Introduction¶
Selenium is a browser automation tool that allows you to automate browser actions such as clicking, typing, and scrolling.
Basic usage:
from selenium import webdriver
driver = webdriver.Chrome()
driver.get("https://www.google.com")
Selecting elements¶
We can select any element on the page using the find_element(<method>, <selector>)
method. The method can be:
By.ID
: DOM IDBy.NAME
: DOM nameBy.XPATH
: XPath query
Waiting¶
Frequently, we need to wait for an element to be present on the page or active. We can do this using the WebDriverWait
class.
from selenium.webdriver.support.ui import WebDriverWait
from selenium.webdriver.support import expected_conditions as EC
wait = WebDriverWait(driver, 10)
element = wait.until(EC.presence_of_element_located((By.ID, "id")))
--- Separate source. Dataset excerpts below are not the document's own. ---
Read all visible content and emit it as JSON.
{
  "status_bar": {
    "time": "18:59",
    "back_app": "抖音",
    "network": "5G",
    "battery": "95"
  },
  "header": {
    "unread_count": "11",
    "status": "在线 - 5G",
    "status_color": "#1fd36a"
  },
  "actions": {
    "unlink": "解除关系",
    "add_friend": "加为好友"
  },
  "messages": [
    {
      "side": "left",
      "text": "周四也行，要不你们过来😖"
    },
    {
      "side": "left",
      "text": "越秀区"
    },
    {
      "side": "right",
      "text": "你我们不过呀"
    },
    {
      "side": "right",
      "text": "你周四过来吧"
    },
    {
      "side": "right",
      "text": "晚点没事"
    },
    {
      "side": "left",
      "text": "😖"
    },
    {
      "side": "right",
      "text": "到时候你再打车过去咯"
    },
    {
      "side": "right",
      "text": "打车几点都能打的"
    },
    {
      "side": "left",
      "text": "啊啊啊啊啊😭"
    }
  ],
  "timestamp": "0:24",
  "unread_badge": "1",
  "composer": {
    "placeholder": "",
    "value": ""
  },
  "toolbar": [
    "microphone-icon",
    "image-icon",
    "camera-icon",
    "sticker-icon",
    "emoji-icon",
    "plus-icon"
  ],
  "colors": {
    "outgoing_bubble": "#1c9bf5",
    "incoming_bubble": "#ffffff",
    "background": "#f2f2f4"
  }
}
The expected condition can be:
presence_of_element_located
: the element is present on the pageelement_to_be_clickable
: the element is clickable
Interacting with elements¶
There are several methods to interact with, each described in its own section.
Clicking¶
We can click on buttons, links, but also inputs to activate them. To do this:
element = driver.find_element(By.ID, "id")
element.click()
Sometimes, we may encounter the ElementClickInterceptedException
error with a message like Element <element> is not clickable at point (x, y). Other element would receive the click: <element>
. This happens when the element is not visible or not clickable. The solution depends on the case. If the element is overlapped by another element, the solution is to click on the parent element instead.
Typing¶
We can type text into inputs using the send_keys
method:
element = driver.find_element(By.ID, "id")
element.send_keys("text")
However, this may fail to pass some special characters (e.g. @
, ^
, etc.). To overcome this, we can use the clipboard to copy and paste the text:
import pyperclip
from selenium.webdriver.common.keys import Keys
...
pyperclip.copy("text ^^^")
element.send_keys(Keys.CONTROL + "v")
Downloading files¶
First it is useful to configure the browser to download files to a specific directory and not ask for confirmation:
options = uc.ChromeOptions()
...
download_prefs = {
"download.default_directory": str(download_dir), # save here
"download.prompt_for_download": False, # no Save As dialog
"download.directory_upgrade": True, # use existing folder
"safebrowsing.enabled": True # bypass safe browsing check
}
options.add_experimental_option("prefs", download_prefs)
driver = uc.Chrome(
options=options,
...
)
Next, we can just click any download link and the download will start. Next problem can be finding out whether the download is complete. One strategy is to wait till no changes are detected in the download directory:
stable_since = time.time()
files_before = list(download_dir.glob("*.*"))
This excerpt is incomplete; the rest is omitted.